La musique country est née dans le Tennessee, très loin du Old West où l'image des cow-boys s'est forgée au fil des ans et des interprétations. Ils furent tour à tour hommes de main pour guider d'immenses troupeaux à travers les prairies, bandits ou chevaliers des cœurs. Leur règne ne durera qu'une trentaine d'année avant de devenir un mythe. Mais si le développement du rail, l'éclatement de la Seconde guerre mondiale puis la conquête spatiale ont remisé au musée ces garçons de vache, la musique country est restée pour témoigner de leur esprit libre. Elle est certes beaucoup plus présente aux États-Unis et au Canada anglophone mais il ne faut pas néanmoins en banaliser l'impact et l'importance au Québec.
A cheval et en musique
Willie Lamothe est pour toujours, le roi des cow-boys québécois. Auteur et compositeur de quelques cinq cents compositions originales, trois cents versions de succès américains, ce petit homme né à Saint-Hugues à endisquer cent seize albums en 30 ans.

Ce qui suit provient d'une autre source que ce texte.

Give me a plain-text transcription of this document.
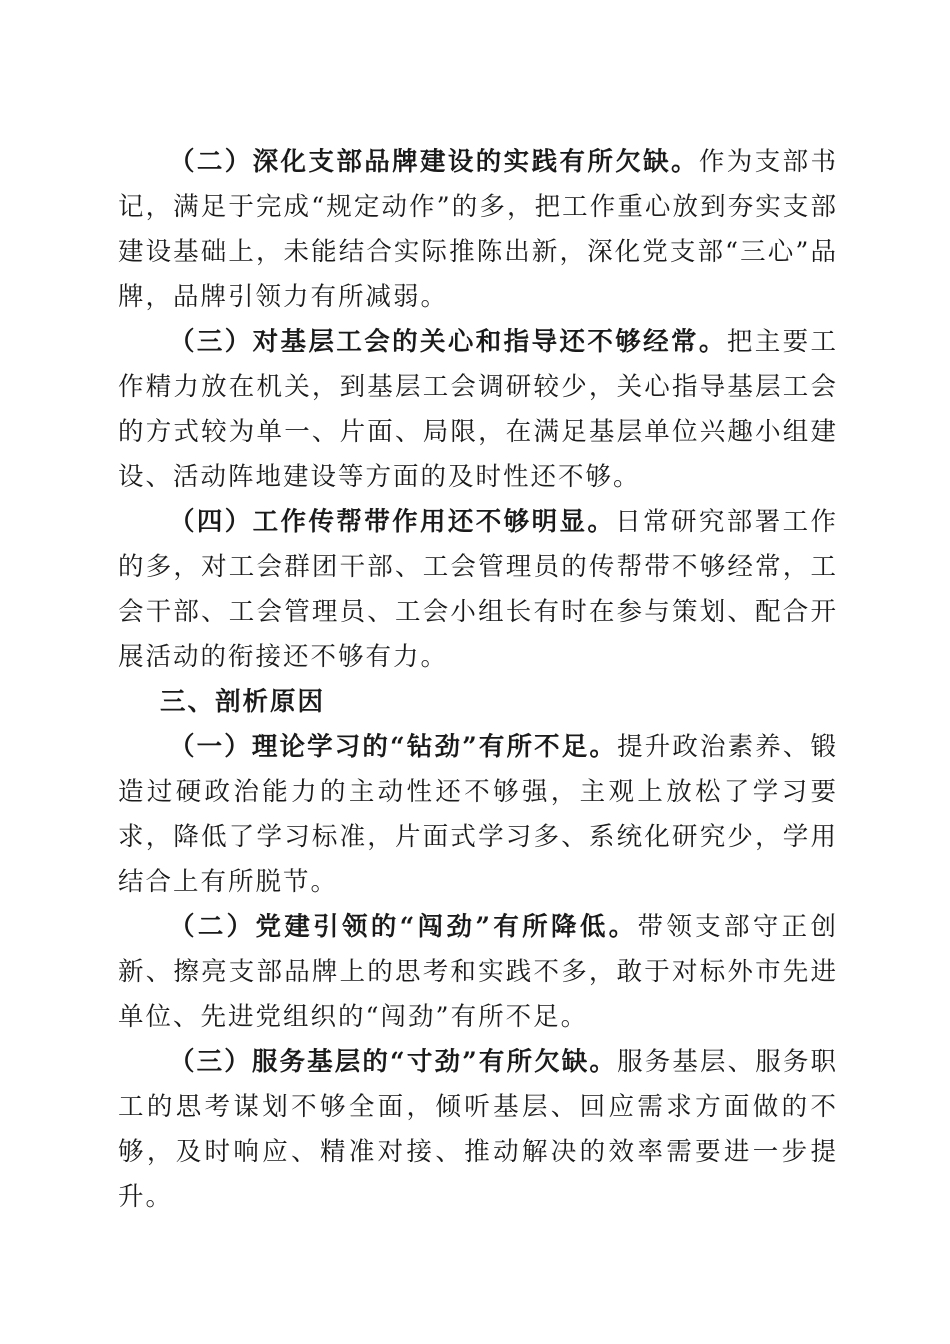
（二）深化支部品牌建设的实践有所欠缺。作为支部书记，满足于完成“规定动作”的多，把工作重心放到夯实支部建设基础上，未能结合实际推陈出新，深化党支部“三心”品牌，品牌引领力有所减弱。

（三）对基层工会的关心和指导还不够经常。把主要工作精力放在机关，到基层工会调研较少，关心指导基层工会的方式较为单一、片面、局限，在满足基层单位兴趣小组建设、活动阵地建设等方面的及时性还不够。

（四）工作传帮带作用还不够明显。日常研究部署工作的多，对工会群团干部、工会管理员的传帮带不够经常，工会干部、工会管理员、工会小组长有时在参与策划、配合开展活动的衔接还不够有力。

三、剖析原因

（一）理论学习的“钻劲”有所不足。提升政治素养、锻造过硬政治能力的主动性还不够强，主观上放松了学习要求，降低了学习标准，片面式学习多、系统化研究少，学用结合上有所脱节。

（二）党建引领的“闯劲”有所降低。带领支部守正创新、擦亮支部品牌上的思考和实践不多，敢于对标外市先进单位、先进党组织的“闯劲”有所不足。

（三）服务基层的“寸劲”有所欠缺。服务基层、服务职工的思考谋划不够全面，倾听基层、回应需求方面做的不够，及时响应、精准对接、推动解决的效率需要进一步提升。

Dès 1946, il remporte un succès sans précédent auprès des Québécois et des Franco-américains avec Je suis un cow-boy canadien et le fameux Je chante à cheval. Son triomphe est tel qu'en 1982, il reçoit un Disque d'or pour la vente de plus d'un million de disques... aux États-Unis. Son succès restera le plus flamboyant de l'industrie country québécoise et ce, malgré le mépris des radios nationales ou privées qui jugent cette musique primaire et ses artistes comme Bobby Achey, La famille Daraiche, Renée Martel, Edith Butler, Jeff Smallwood, Denis Champoux, peu représentatifs du vrai Québec.

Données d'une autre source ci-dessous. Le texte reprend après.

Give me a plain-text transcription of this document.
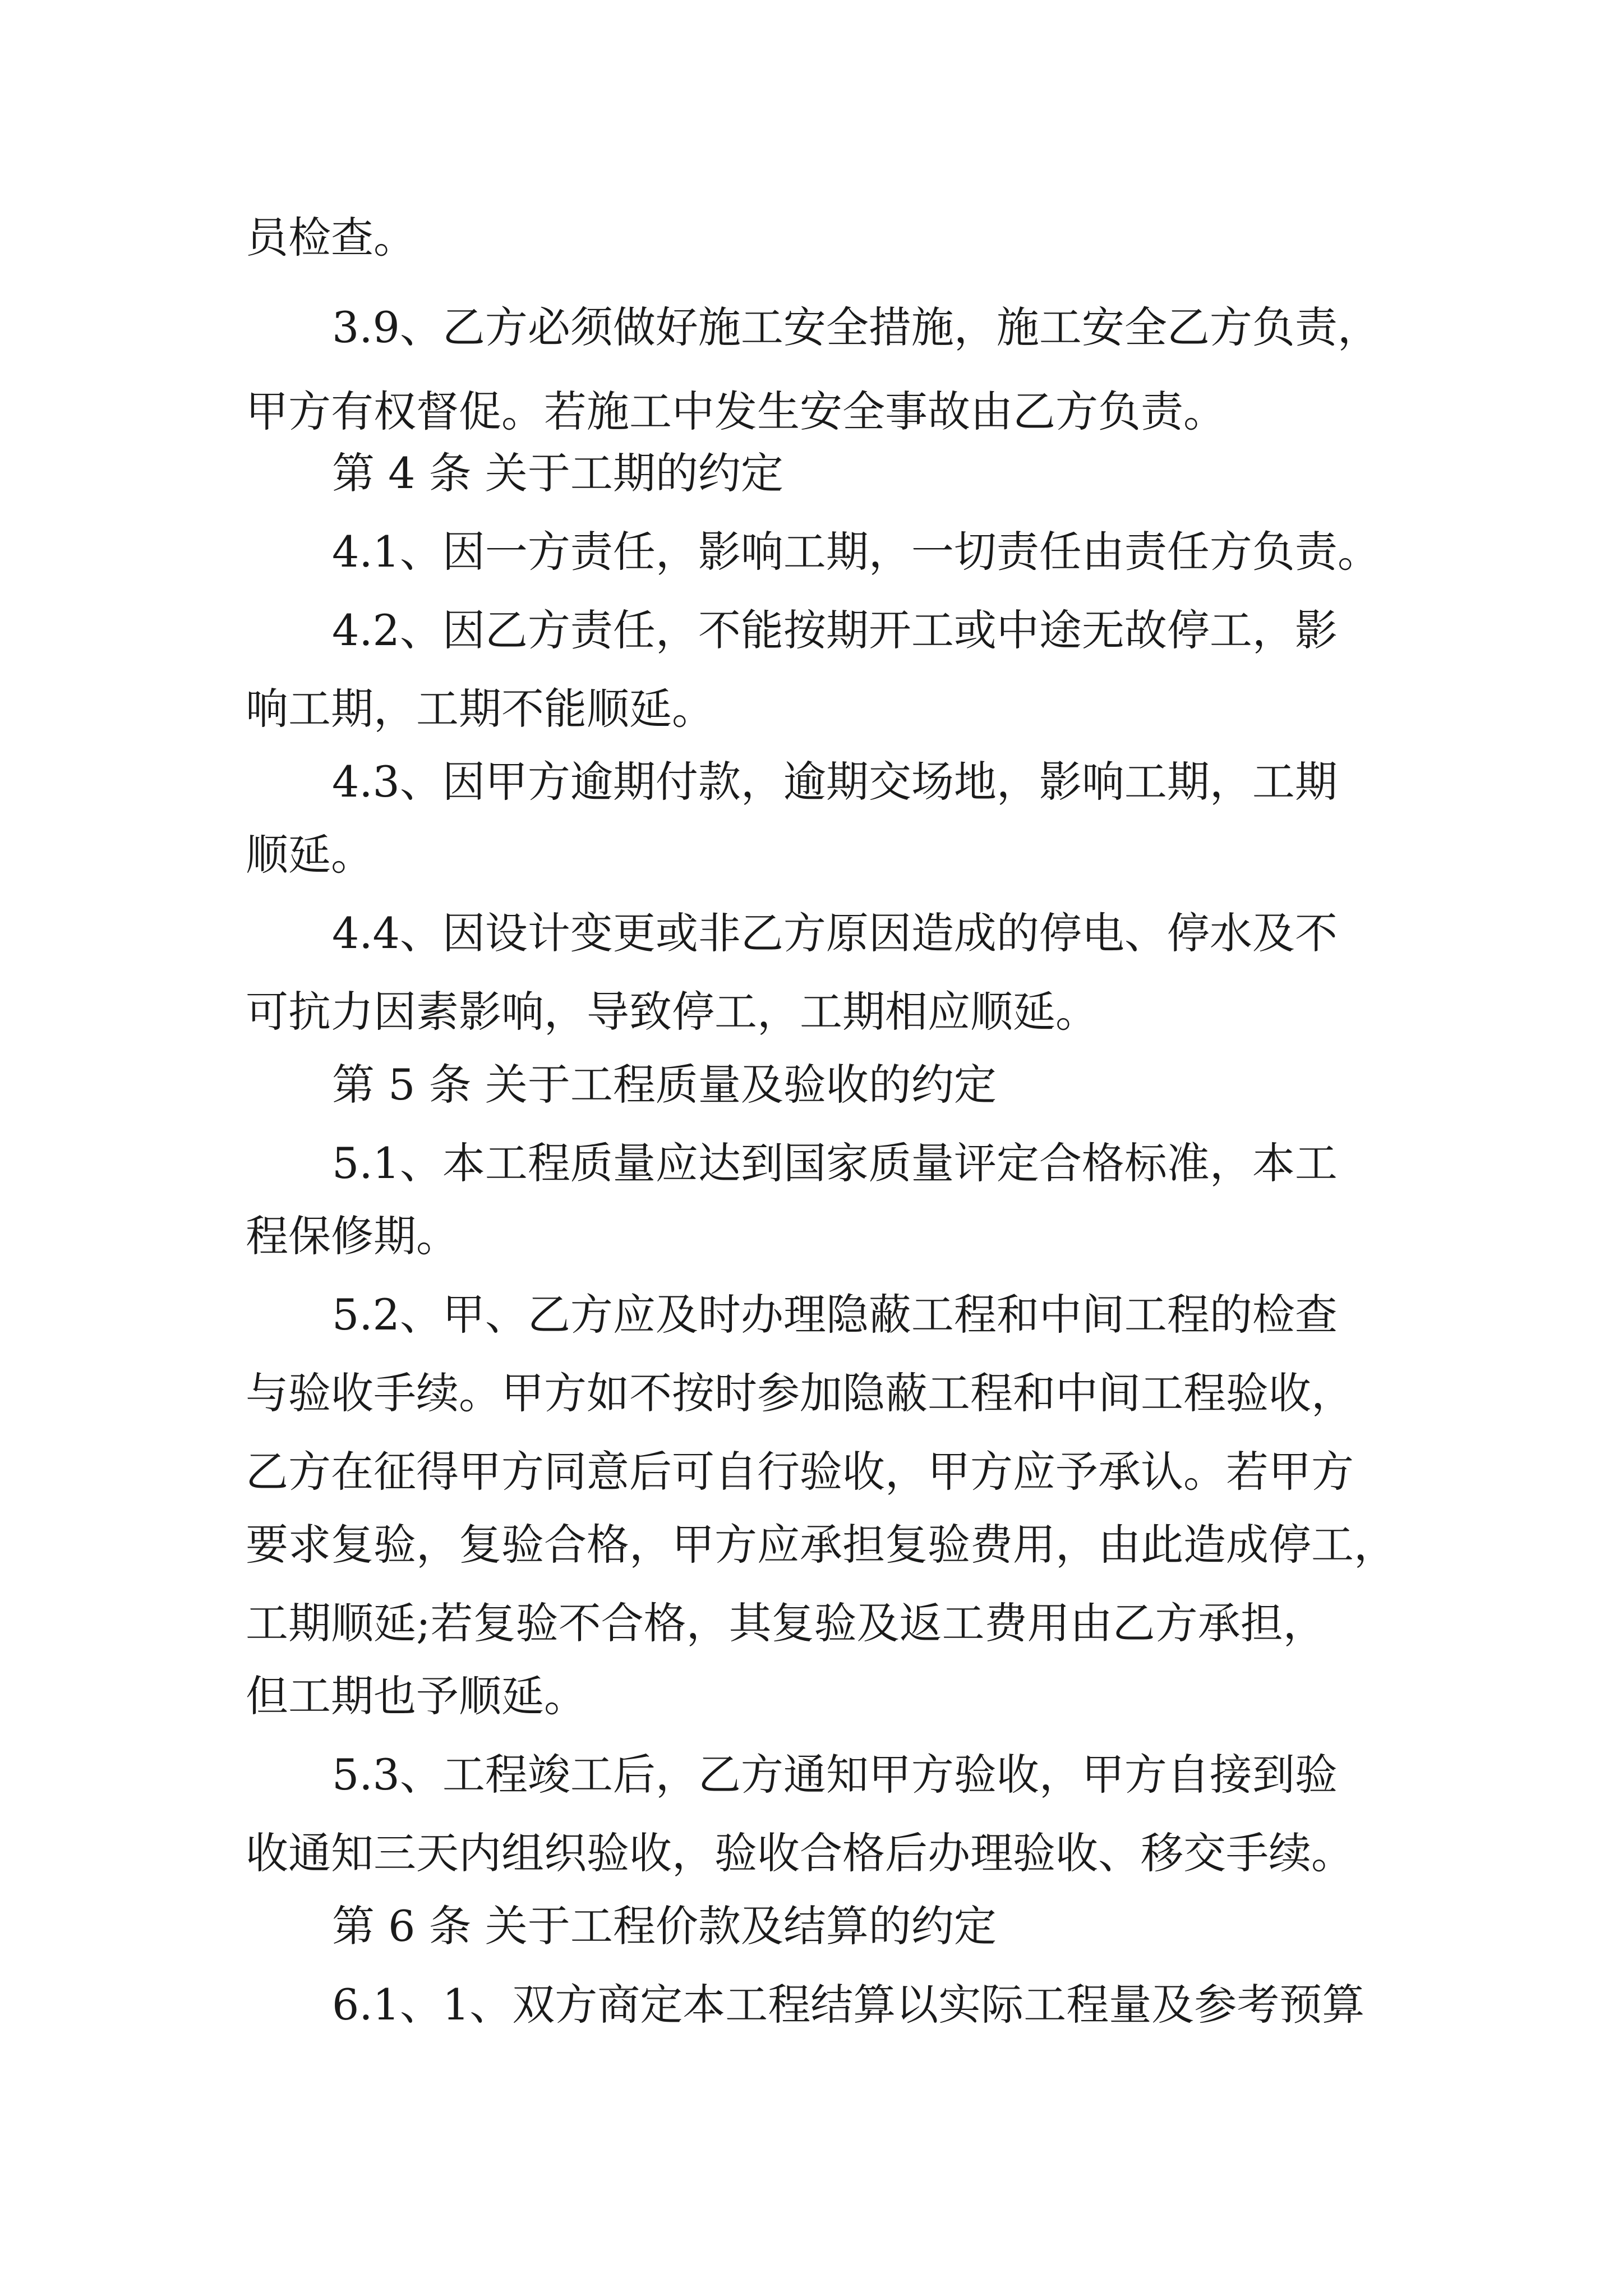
员检查。
3.9、乙方必须做好施工安全措施，施工安全乙方负责，
甲方有权督促。若施工中发生安全事故由乙方负责。
第 4 条 关于工期的约定
4.1、因一方责任，影响工期，一切责任由责任方负责。
4.2、因乙方责任，不能按期开工或中途无故停工，影
响工期，工期不能顺延。
4.3、因甲方逾期付款，逾期交场地，影响工期，工期
顺延。
4.4、因设计变更或非乙方原因造成的停电、停水及不
可抗力因素影响，导致停工，工期相应顺延。
第 5 条 关于工程质量及验收的约定
5.1、本工程质量应达到国家质量评定合格标准，本工
程保修期。
5.2、甲、乙方应及时办理隐蔽工程和中间工程的检查
与验收手续。甲方如不按时参加隐蔽工程和中间工程验收，
乙方在征得甲方同意后可自行验收，甲方应予承认。若甲方
要求复验，复验合格，甲方应承担复验费用，由此造成停工，
工期顺延;若复验不合格，其复验及返工费用由乙方承担，
但工期也予顺延。
5.3、工程竣工后，乙方通知甲方验收，甲方自接到验
收通知三天内组织验收，验收合格后办理验收、移交手续。
第 6 条 关于工程价款及结算的约定
6.1、1、双方商定本工程结算以实际工程量及参考预算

En 2002, les choses n'ont guère changé. On ne se désigne pas encore naturellement chanteur country de peur d'être traité de has been. Les bars, les festivals restent donc les lieux de prédilections pour faire son coming out de cow-boy puisque les grandes salles de concert ne souhaitent pas mélanger les genres. Qu'importe puisque la country vend et vend beaucoup. La preuve incontestable de sa bonne santé reste le Festival Western de St-Tite (2) qui attire chaque année près de 500.000 visiteurs venus voir artistes, rodéos, mariages western et concours de danses en ligne. Autre signe clair du renouveau de ce genre, de jeunes artistes arrivent pour remplacer la vieille garde et insuffler un son nouveau. Comme aux États-Unis, la musique des cow-boys d'ici se fait plus trash et plus rock et la critique sociale plus virulente.
Une musique engagée
Les Cow-boys Fringants (3) sont sans aucun doute avec Les Ours, ceux qui incarnent le mieux ce renouveau. "Dans ce royaume de la poutine, on s'complaît dans' médiocrité/Ben satisfaits de notre routine et du bonheur préfabriqué", le texte de En berne se veut le portrait d'un peuple amorphe et désabusé par l'absence de projet de société. Les textes sont engagés et la musique festive à l'image d'un Québec qui veux encore croire à la fête malgré l'écœurement du statu quo ambiant.
La vocation de critique sociale reste donc encore son principale moteur, mais pas le seul. Comme ses voisins canadiens et américains, la country québécoise est de plus en plus perméable aux courant musicaux. Mara Tremblay ou le groupe Tremblay 73 par exemple, ne sont pas particulièrement estampillés artistes country mais tous deux reconnaissent son influence. Isabelle Boulay sortira bientôt une compilation Ses plus belles histoires réunissant des succès revisités façon country-folk. Desjardins, La Chicane, Les frères à cheval, Laurence Jalbert, Noir Silence, ont tous en commun une musique teintée country mais pas l'étiquette car contrairement à nos voisins du Sud, cette musique est en nous et n'a nul besoin de s'affranchir. Elle est là, c'est tout. Et le résultat de cette chimie des genres donne une country acide, alternative ou foncièrement rock, une musique pop un brin moins creuse. Finalement, tout cela correspond d'avantage aux cow-boys urbains que nous sommes devenus.
Mais honnêtement, doit-on continuer à parler de retour alors qu'il serait si simple d'admettre que la country est l'essence de la musique québécoise à laquelle certains artistes puisent d'avantage que d'autres. Oublions l'insipide répertoire de Natasha St-Pier qui n'a de québécois que son artiste. Regrettons les ballades country d'un Roch Voisine qui pour retrouver la gloire d'antan passe aujourd'hui un pacte avec une variété française lisse et uniforme. Renier la country revient à nier son identité. Quelques soient les efforts que certains artistes mettent à la gommer, la musique country reste notre emprunte. La country est au Québec ce que le blues est la New Orleans, son âme.Pour ma part je crois que cette musique porte sur ses épaules notre mal légendaire, cette fameuse ambivalence québécoise entre les Nord-américains que nous sommes et les Européens que nous n'aurions jamais voulu cesser d'être.
Malgré les trahisons et le rejet, la country québécoise reste imperturbable et terriblement authentique. Avec sa relève contestataire et fière, un discours plus engagé et soucieux de la réalité des gens d'ici que ne le fait la musique commerciale québécoise, elle s'assure de belles années on the road.... again.